Changing surface charge with salicylate differentiates between subgroups of calcium-antagonists.

Sodium salicylate (5-10 mM) has been used to distinguish the effects of the three calcium-antagonist subgroups which had been previously differentiated in functional studies. Sodium salicylate (10 mM) reduced the antagonistic effects of verapamil and diltiazem on Ca2+-induced contractions of K+ (40 mM)-depolarized taenia preparations from the guinea-pig caecum. In contrast, salicylate had no effect on the potency of nifedipine and increased the inhibitory effects of cinnarizine and flunarizine. Sodium salicylate (10 mM) had little effect on Ca2+-induced contractions per se. In preparations pretreated with calcium-antagonists and recontracted with high concentrations of Ca2+, salicylate (5 mM) caused an additional contraction when the preparations had been pretreated with verapamil or diltiazem but had no effect in control or nifedipine-treated preparations.
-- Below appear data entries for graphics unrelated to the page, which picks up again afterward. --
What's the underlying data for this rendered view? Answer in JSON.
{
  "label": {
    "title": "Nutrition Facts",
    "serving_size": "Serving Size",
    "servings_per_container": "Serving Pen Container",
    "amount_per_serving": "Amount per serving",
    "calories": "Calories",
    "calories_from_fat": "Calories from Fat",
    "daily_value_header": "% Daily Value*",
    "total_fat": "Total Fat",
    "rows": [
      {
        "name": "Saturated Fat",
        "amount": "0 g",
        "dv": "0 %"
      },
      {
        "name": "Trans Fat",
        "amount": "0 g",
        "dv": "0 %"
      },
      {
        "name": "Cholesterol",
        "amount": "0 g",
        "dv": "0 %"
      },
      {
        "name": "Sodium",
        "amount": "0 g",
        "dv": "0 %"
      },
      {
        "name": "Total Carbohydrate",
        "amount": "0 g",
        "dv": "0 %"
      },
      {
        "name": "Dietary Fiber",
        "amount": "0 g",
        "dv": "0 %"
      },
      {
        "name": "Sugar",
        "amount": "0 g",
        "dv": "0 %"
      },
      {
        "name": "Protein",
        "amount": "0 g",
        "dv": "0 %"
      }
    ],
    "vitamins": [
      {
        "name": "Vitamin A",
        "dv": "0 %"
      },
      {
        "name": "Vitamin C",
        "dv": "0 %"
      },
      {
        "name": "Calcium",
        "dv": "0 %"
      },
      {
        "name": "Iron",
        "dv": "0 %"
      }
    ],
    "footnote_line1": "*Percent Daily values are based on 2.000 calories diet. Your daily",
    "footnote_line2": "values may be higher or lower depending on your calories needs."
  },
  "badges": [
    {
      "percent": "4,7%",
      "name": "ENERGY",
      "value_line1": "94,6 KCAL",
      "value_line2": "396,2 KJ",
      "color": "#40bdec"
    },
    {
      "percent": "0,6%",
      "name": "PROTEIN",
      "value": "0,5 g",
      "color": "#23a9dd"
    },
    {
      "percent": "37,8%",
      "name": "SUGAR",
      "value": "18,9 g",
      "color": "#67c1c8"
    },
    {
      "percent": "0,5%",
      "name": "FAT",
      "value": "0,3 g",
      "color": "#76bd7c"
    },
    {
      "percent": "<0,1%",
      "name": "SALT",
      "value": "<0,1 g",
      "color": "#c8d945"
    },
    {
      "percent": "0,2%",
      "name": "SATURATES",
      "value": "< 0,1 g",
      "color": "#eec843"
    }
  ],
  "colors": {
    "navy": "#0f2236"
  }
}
In contrast, salicylate relaxed Ca2+-induced contractions in tissues which had been pretreated with cinnarizine, flunarizine, pimozide, bepridil, fendiline, perhexiline and with the calmodulin antagonist W-7. The mechanism of action of salicylate was investigated. Inhibition of prostaglandin biosynthesis or of oxidative phosphorylation by salicylate was not responsible for these effects because indomethacin (28 microM) and 2,4-dinitrophenol (20 microM) did not differentiate between calcium antagonists. The effects of salicylate are ascribed to an increase in negative surface charge on the membrane because other agents changing surface charge (3,5-dichlorosalicylate, 0.3 mM; benzoate, 20 mM) have similar effects and their potency is dependent on their affinity for lipid membranes. Furthermore, salicylate increased the effectiveness of the cationic local anaesthetic, (+)-propranolol (100 microM), but did not change the effects of the neutral local anesthetic, benzocaine (1 mM). It is argued that salicylate increases the effectiveness of cinnarizine by increasing accumulation of this drug in the cell membrane or at intracellular sites whereas the reduced effectiveness of verapamil and diltiazem is secondary to a change in the state of the Ca2+ channel.